Schools play a key role in supporting communities during the cost of living crisis

A community-focused school is one that builds strong partnerships with families, is responsive to the needs of its community, and collaborates effectively with other services to ensure that all children thrive.

In March this year, the Welsh Language and Education Minister, Jeremy Miles, announced an investment of nearly £25m to deliver community-focused schools, to fund practical ways to improve school facilities to allow for greater community use. . This includes providing equipment storage for community groups conducting extracurricular activities and improving external lighting in sports areas. This funding will be allocated to Welsh local authorities according to a formula based on the number of pupils and schools.

One school already helping its local community is Blaenymaes Primary School in Swansea. The school established a parent council to get a parent perspective on their needs in terms of parent collaboration and support.

The school also continued to build links with the POBL housing association, leading to family engagement activities with community groups, such as Room to Grow and Swansea Community Farm.

Room to Grow aims to improve families’ skills in growing their own produce at home to support the rising cost of feeding a family. Blaenymaes students and their families participate in sessions on the school grounds. These sessions included the construction of pots and the provision of material to grow products at home.

Hosted at the school by Helen Spencer, Family Inclusion Officer, “Come Cook with Me” sessions offer families the opportunity to learn how to cook tasty and healthy recipes on a tight budget. All recipes and ingredients are provided to families so they can replicate them at home. In addition, the group was provided with kitchen equipment that they may not have at home, such as digital scales and measuring spoons.

Emma Amirat, Acting Deputy Headmistress at Blaenymaes Primary School, said:

Through engagement with our Parent Council, it became clear that parents enjoyed the support provided to help them with their child’s learning, however they also had challenges that concerned them outside of the school day. We made the decision that to improve our ability to support families holistically, we needed to further develop ties to community groups.

This approach has meant that we are able to invite groups, such as Room to Grow and Swansea Community Farm, to our school to provide families with useful opportunities.

Listening to our Parent Council is a key factor in what we offer families.
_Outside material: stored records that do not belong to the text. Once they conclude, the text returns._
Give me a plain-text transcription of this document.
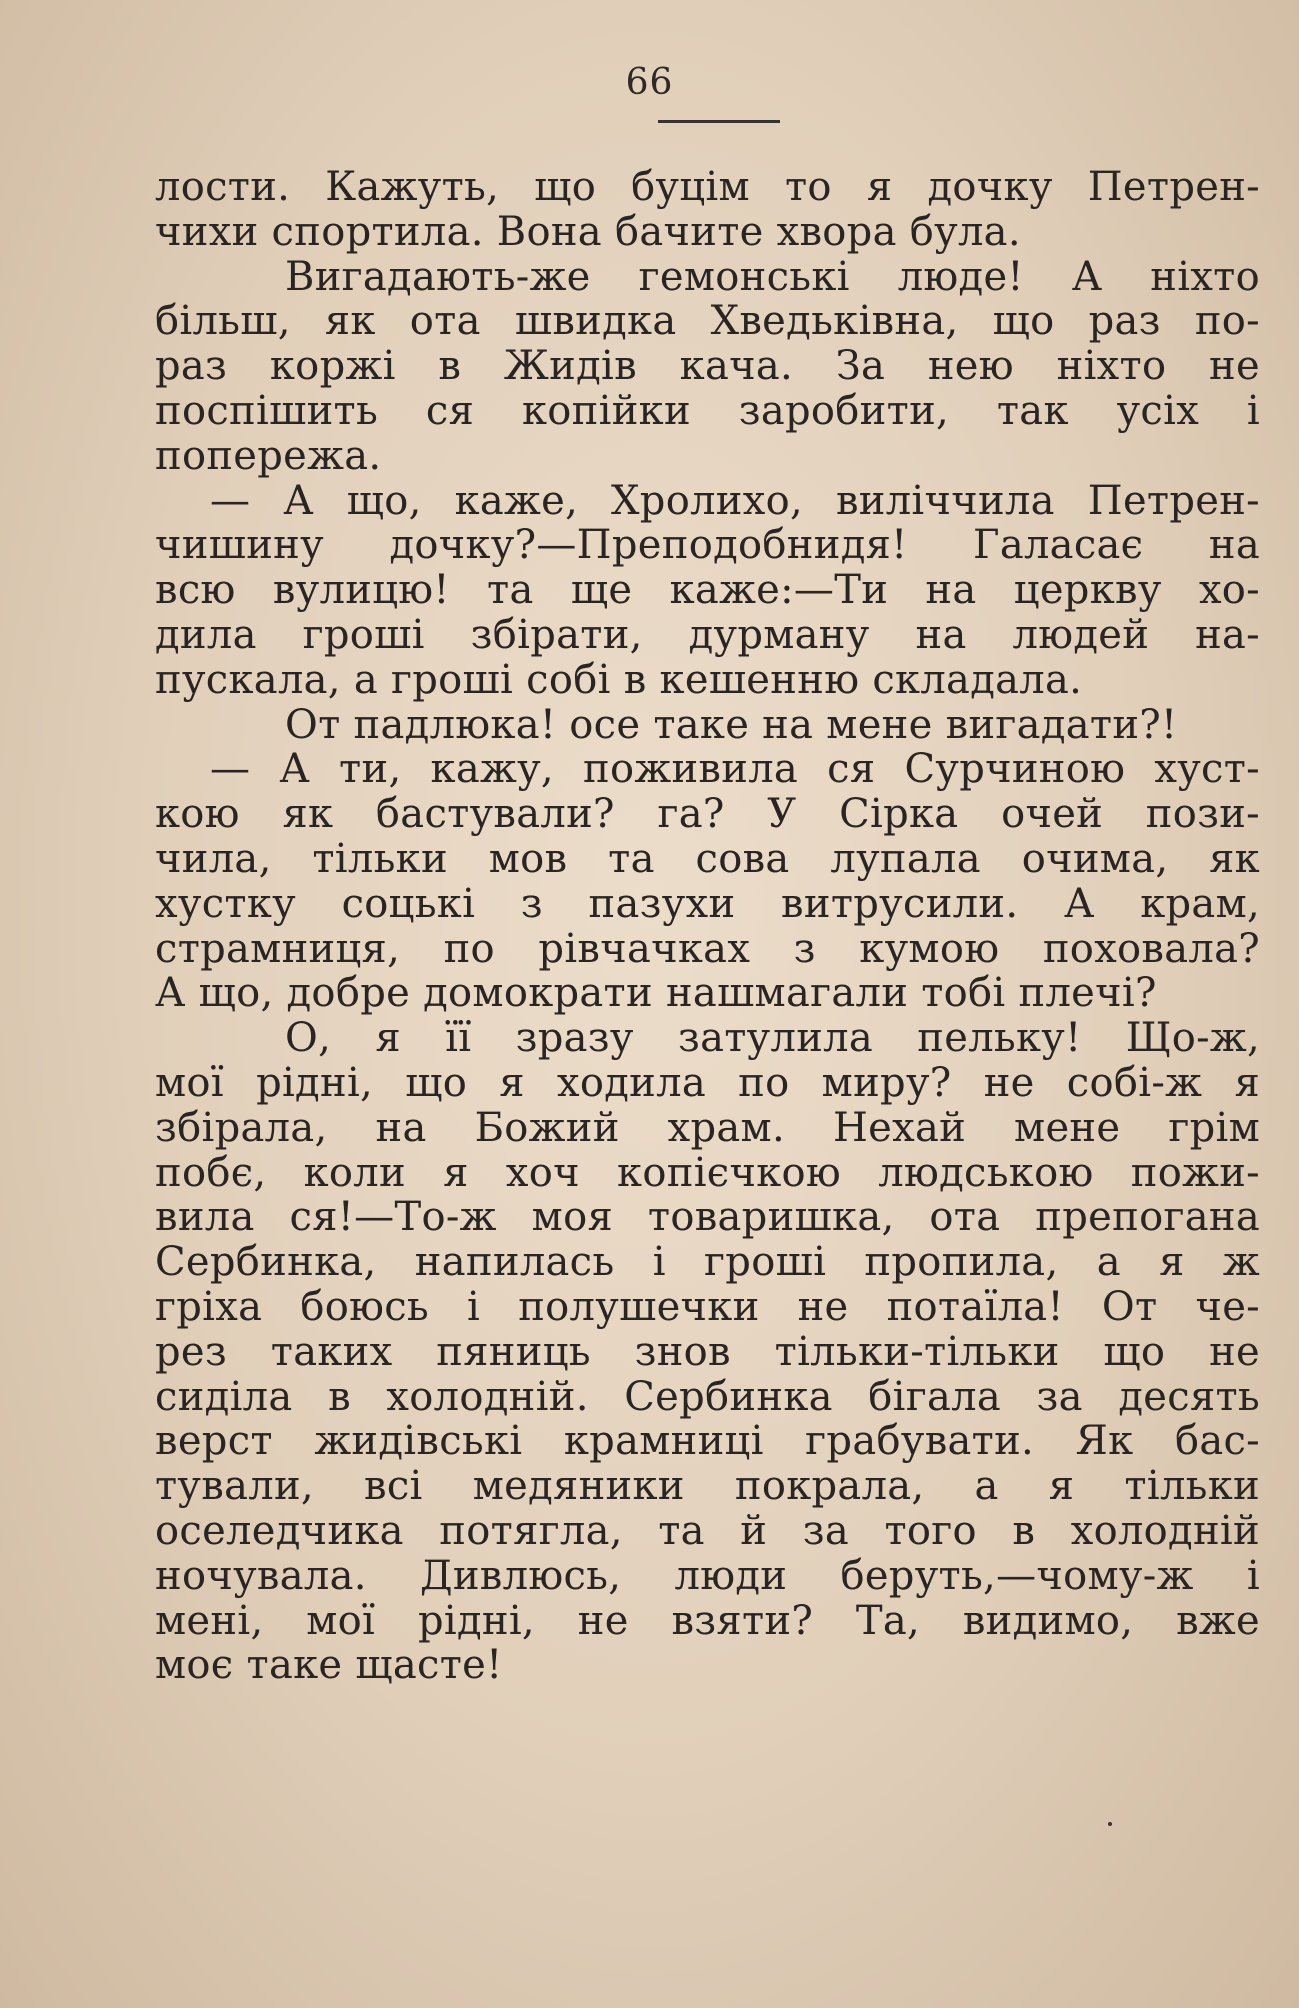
66
лости. Кажуть, що буцім то я дочку Петрен-
чихи спортила. Вона бачите хвора була.
Вигадають-же гемонські люде! А ніхто
більш, як ота швидка Хведьківна, що раз по-
раз коржі в Жидів кача. За нею ніхто не
поспішить ся копійки заробити, так усіх і
попережа.
— А що, каже, Хролихо, виліччила Петрен-
чишину дочку?—Преподобнидя! Галасає на
всю вулицю! та ще каже:—Ти на церкву хо-
дила гроші збірати, дурману на людей на-
пускала, а гроші собі в кешенню складала.
От падлюка! осе таке на мене вигадати?!
— А ти, кажу, поживила ся Сурчиною хуст-
кою як бастували? га? У Сірка очей пози-
чила, тільки мов та сова лупала очима, як
хустку соцькі з пазухи витрусили. А крам,
страмниця, по рівчачках з кумою поховала?
А що, добре домократи нашмагали тобі плечі?
О, я її зразу затулила пельку! Що-ж,
мої рідні, що я ходила по миру? не собі-ж я
збірала, на Божий храм. Нехай мене грім
побє, коли я хоч копієчкою людською пожи-
вила ся!—То-ж моя товаришка, ота препогана
Сербинка, напилась і гроші пропила, а я ж
гріха боюсь і полушечки не потаїла! От че-
рез таких пяниць знов тільки-тільки що не
сиділа в холодній. Сербинка бігала за десять
верст жидівські крамниці грабувати. Як бас-
тували, всі медяники покрала, а я тільки
оселедчика потягла, та й за того в холодній
ночувала. Дивлюсь, люди беруть,—чому-ж і
мені, мої рідні, не взяти? Та, видимо, вже
моє таке щасте!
We are developing plans to offer solutions to flat costs, energy poverty and the provision of family exchange stores.

Welsh Language and Education Minister Jeremy Miles said:

Community-focused schools connect families, schools, and communities. This helps provide a joint approach to learning, while ensuring there are no financial or social barriers to a child’s education.

As a government, we are clear that addressing the impact of poverty on achievement is at the heart of our national mission for education. I have seen first hand the fantastic initiatives that schools across the country are doing to help both the school community and the local area. Our new Community Focused Schools guide sets out tips and information to help schools turn their vision into a reality.